Hieruit volgt dat het hoger beroep tegen het bestreden besluit 2 slaagt voor zover dit betrekking heeft op de hoogte van de boete.
Conclusie
5. Uit wat bij 4.1.10, 4.2.8 en 4.3.10 is geconcludeerd volgt dat de aangevallen uitspraak voor vernietiging in aanmerking komt voor zover daarbij het beroep tegen bestreden besluit 2 ongegrond is verklaard. Doende wat de rechtbank zou behoren te doen zal de Raad het beroep tegen bestreden besluit 2 gegrond verklaren en dat besluit vernietigen voor zover dit betrekking heeft op de hoogte van de boete. Gelet op artikel 8:72a van de Awb zal de Raad het besluit van 18 april 2018 herroepen voor zover het de hoogte van de boete betreft, de boete vaststellen op € 2.054,34 en bepalen dat zijn uitspraak in zoverre in de plaats treedt voor het vernietigde deel van bestreden besluit 2. De aangevallen uitspraak zal voor het overige worden bevestigd.
Proceskosten
6. Aanleiding bestaat om de Svb te veroordelen in de proceskosten van appellante.
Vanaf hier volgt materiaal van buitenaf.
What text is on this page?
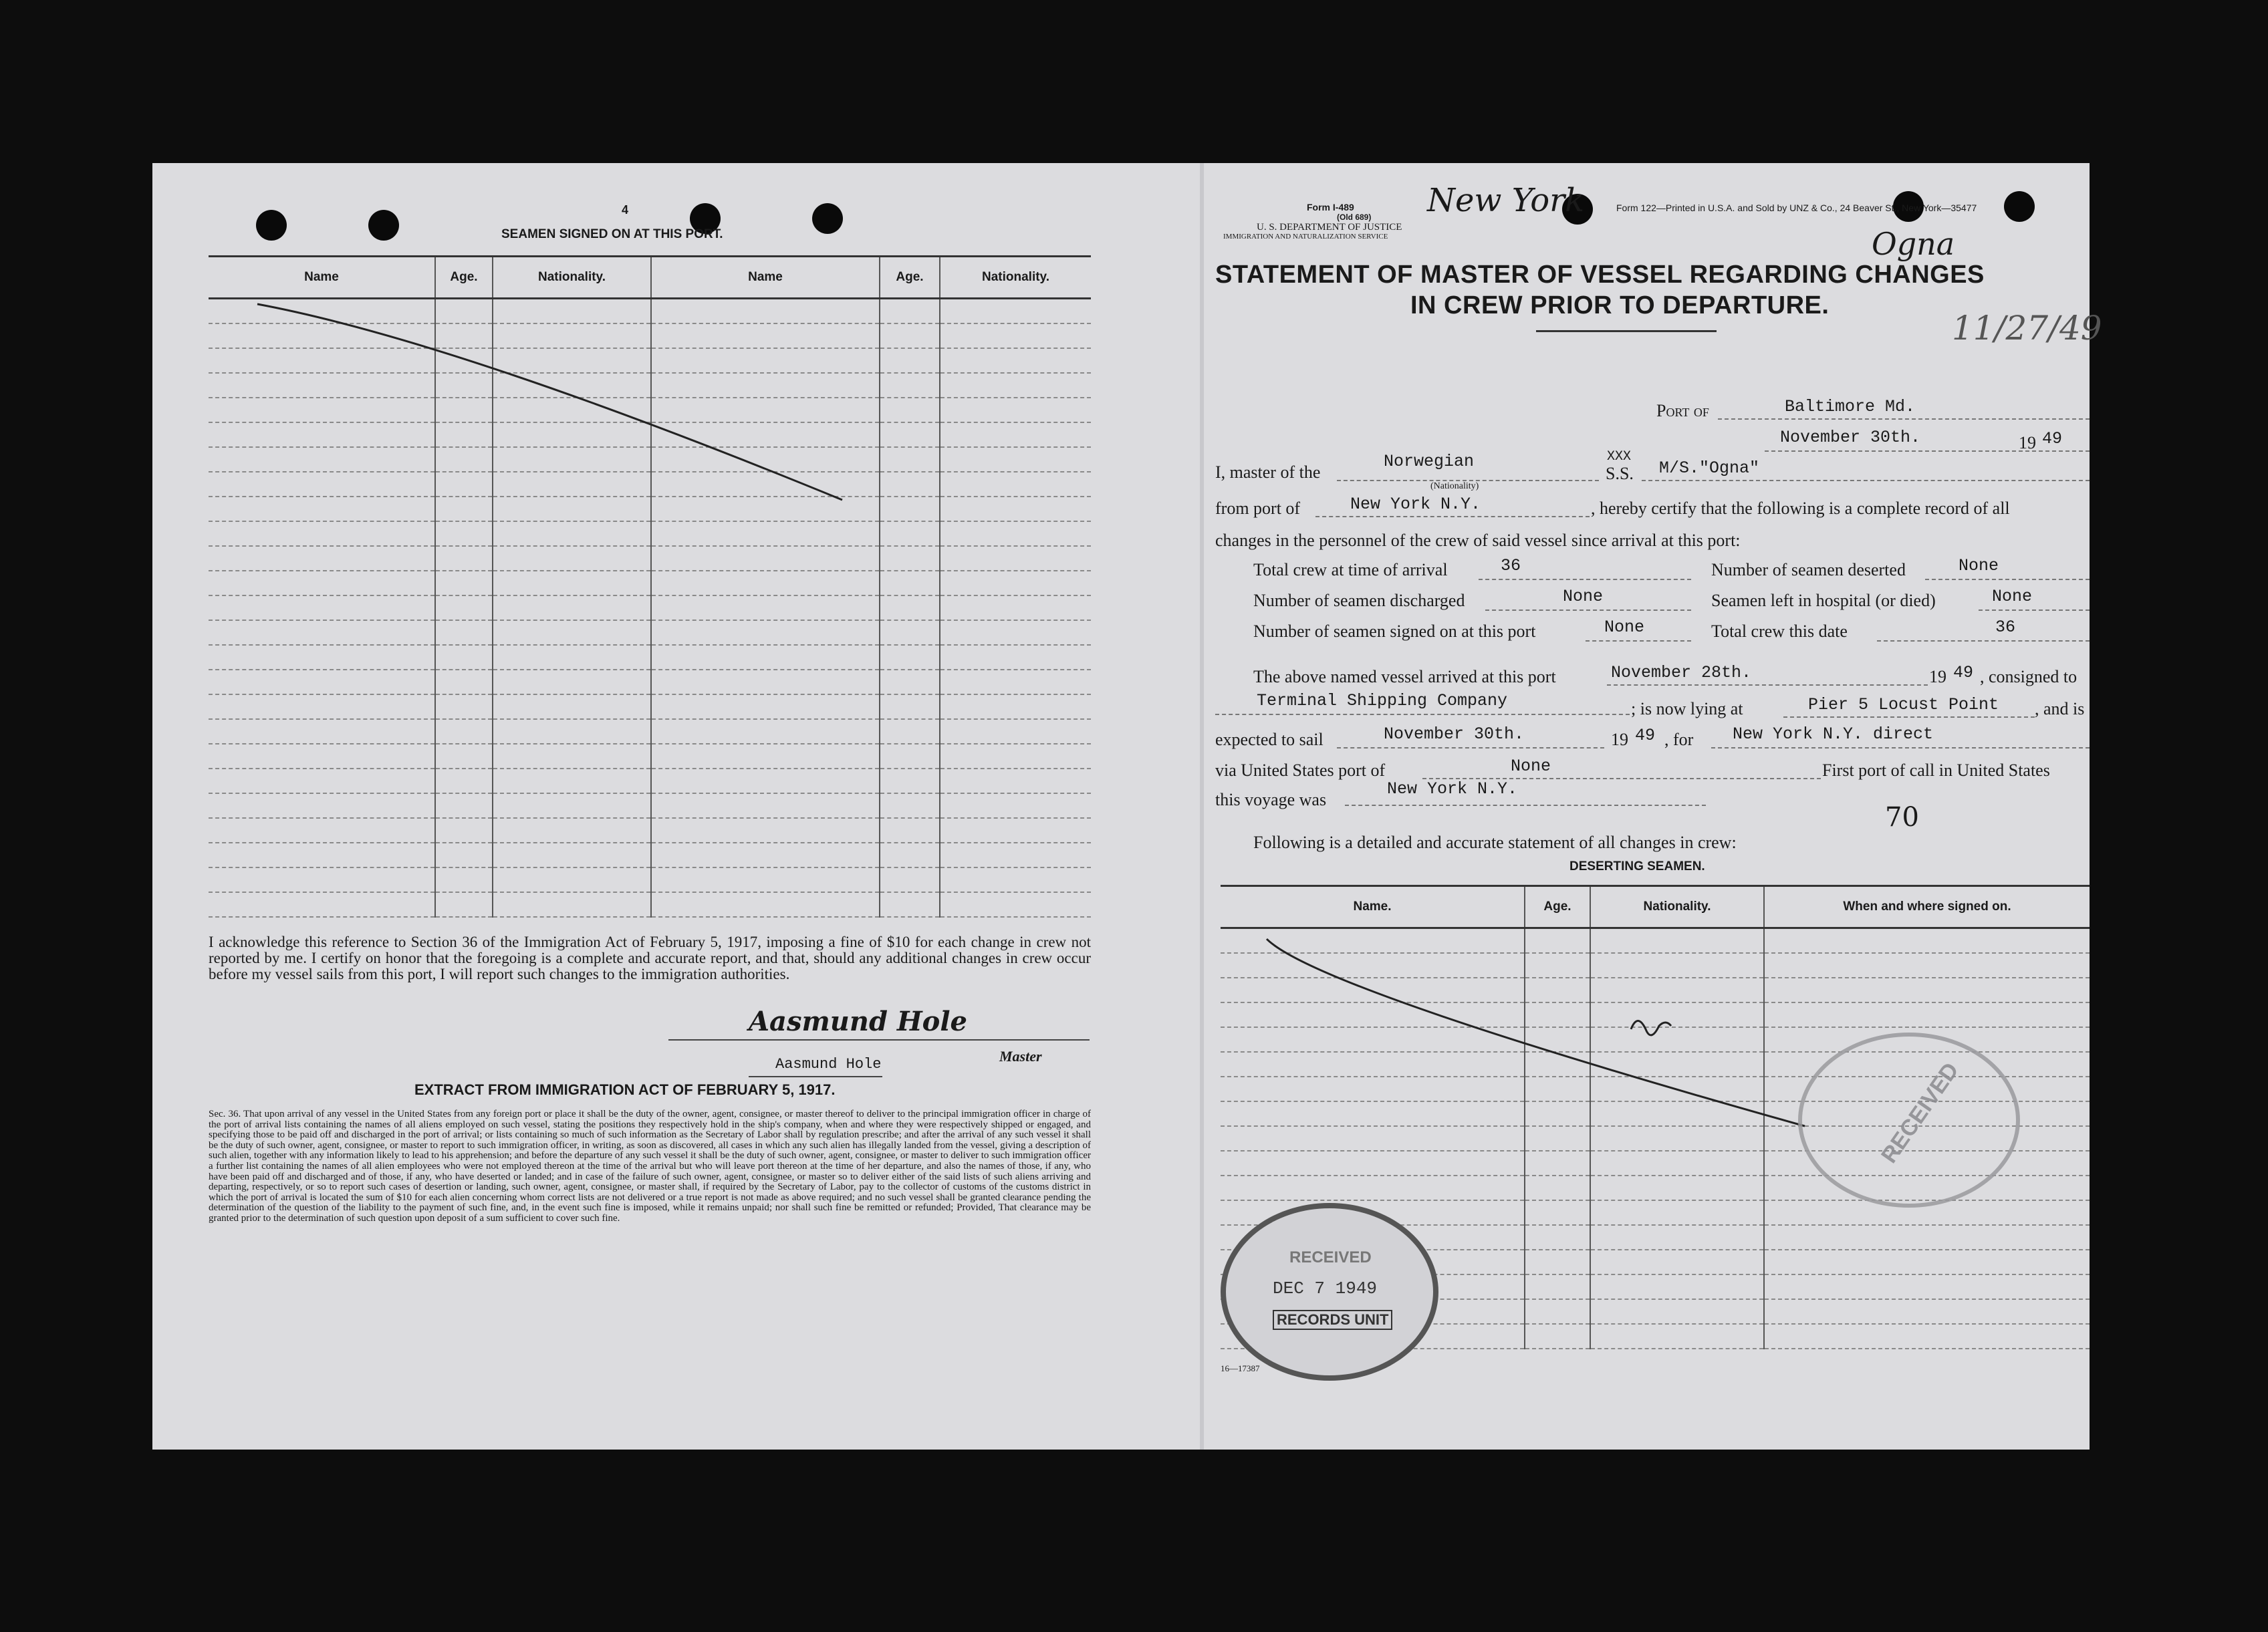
4
SEAMEN SIGNED ON AT THIS PORT.
Name	Age.	Nationality.	Name	Age.	Nationality.

I acknowledge this reference to Section 36 of the Immigration Act of February 5, 1917, imposing a fine of $10 for each change in crew not reported by me. I certify on honor that the foregoing is a complete and accurate report, and that, should any additional changes in crew occur before my vessel sails from this port, I will report such changes to the immigration authorities.
Aasmund Hole
Aasmund Hole	Master
EXTRACT FROM IMMIGRATION ACT OF FEBRUARY 5, 1917.
Sec. 36. That upon arrival of any vessel in the United States from any foreign port or place it shall be the duty of the owner, agent, consignee, or master thereof to deliver to the principal immigration officer in charge of the port of arrival lists containing the names of all aliens employed on such vessel, stating the positions they respectively hold in the ship's company, when and where they were respectively shipped or engaged, and specifying those to be paid off and discharged in the port of arrival; or lists containing so much of such information as the Secretary of Labor shall by regulation prescribe; and after the arrival of any such vessel it shall be the duty of such owner, agent, consignee, or master to report to such immigration officer, in writing, as soon as discovered, all cases in which any such alien has illegally landed from the vessel, giving a description of such alien, together with any information likely to lead to his apprehension; and before the departure of any such vessel it shall be the duty of such owner, agent, consignee, or master to deliver to such immigration officer a further list containing the names of all alien employees who were not employed thereon at the time of the arrival but who will leave port thereon at the time of her departure, and also the names of those, if any, who have been paid off and discharged and of those, if any, who have deserted or landed; and in case of the failure of such owner, agent, consignee, or master so to deliver either of the said lists of such aliens arriving and departing, respectively, or so to report such cases of desertion or landing, such owner, agent, consignee, or master shall, if required by the Secretary of Labor, pay to the collector of customs of the customs district in which the port of arrival is located the sum of $10 for each alien concerning whom correct lists are not delivered or a true report is not made as above required; and no such vessel shall be granted clearance pending the determination of the question of the liability to the payment of such fine, and, in the event such fine is imposed, while it remains unpaid; nor shall such fine be remitted or refunded; Provided, That clearance may be granted prior to the determination of such question upon deposit of a sum sufficient to cover such fine.
Form I-489
(Old 689)
U. S. DEPARTMENT OF JUSTICE
IMMIGRATION AND NATURALIZATION SERVICE
New York	Form 122—Printed in U.S.A. and Sold by UNZ & Co., 24 Beaver St., New York—35477
Ogna
11/27/49
STATEMENT OF MASTER OF VESSEL REGARDING CHANGES
IN CREW PRIOR TO DEPARTURE.
Port of	Baltimore Md.
November 30th.	19 49
I, master of the
Norwegian
(Nationality)
XXX
S.S. M/S."Ogna"
from port of	New York N.Y.	, hereby certify that the following is a complete record of all
changes in the personnel of the crew of said vessel since arrival at this port:
Total crew at time of arrival	36	Number of seamen deserted	None
Number of seamen discharged	None	Seamen left in hospital (or died)	None
Number of seamen signed on at this port	None	Total crew this date	36
The above named vessel arrived at this port	November 28th.	19 49 , consigned to
Terminal Shipping Company	; is now lying at	Pier 5 Locust Point , and is
expected to sail	November 30th.	19 49 , for New York N.Y. direct
via United States port of	None	First port of call in United States
this voyage was
New York N.Y.
70
Following is a detailed and accurate statement of all changes in crew:
DESERTING SEAMEN.
Name.	Age.	Nationality.	When and where signed on.

RECEIVED
RECEIVED
DEC 7 1949
RECORDS UNIT
16—17387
Deze kosten worden begroot op € 1.060,86 in beroep en op € 1.104,40 in hoger beroep voor verleende rechtsbijstand en door appellante gemaakte reiskosten.

BESLISSING

De Centrale Raad van Beroep
  • vernietigt de aangevallen uitspraak voor zover dit betrekking heeft op het beroep tegen het besluit van 17 augustus 2018;
  • verklaart het beroep tegen het besluit van 17 augustus 2018 gegrond en vernietigt dat besluit voor zover dit betrekking heeft op de hoogte van de boete;
  • herroept het besluit van 16 april 2018 voor zover dit betrekking heeft op de hoogte van de boete, bepaalt de boete op € 2.054,34 en bepaalt dat deze uitspraak in zoverre de plaats treedt van het vernietigde deel van het besluit van 17 augustus 2018;
  • bevestigt de aangevallen uitspraak voor het overige;
  • veroordeelt de Svb in de proceskosten van appellante tot een bedrag van € 2.165,26,-;
  • bepaalt dat de Svb aan appellante het in beroep en in hoger beroep betaalde griffierecht van in totaal € 174,- vergoedt.
Deze uitspraak is gedaan door A.B.J. van der Ham als voorzitter en J.J.A. Kooijman en J.T.H. Zimmerman als leden, in tegenwoordigheid van D. Bakker als griffier. De beslissing is uitgesproken in het openbaar op 8 december 2020.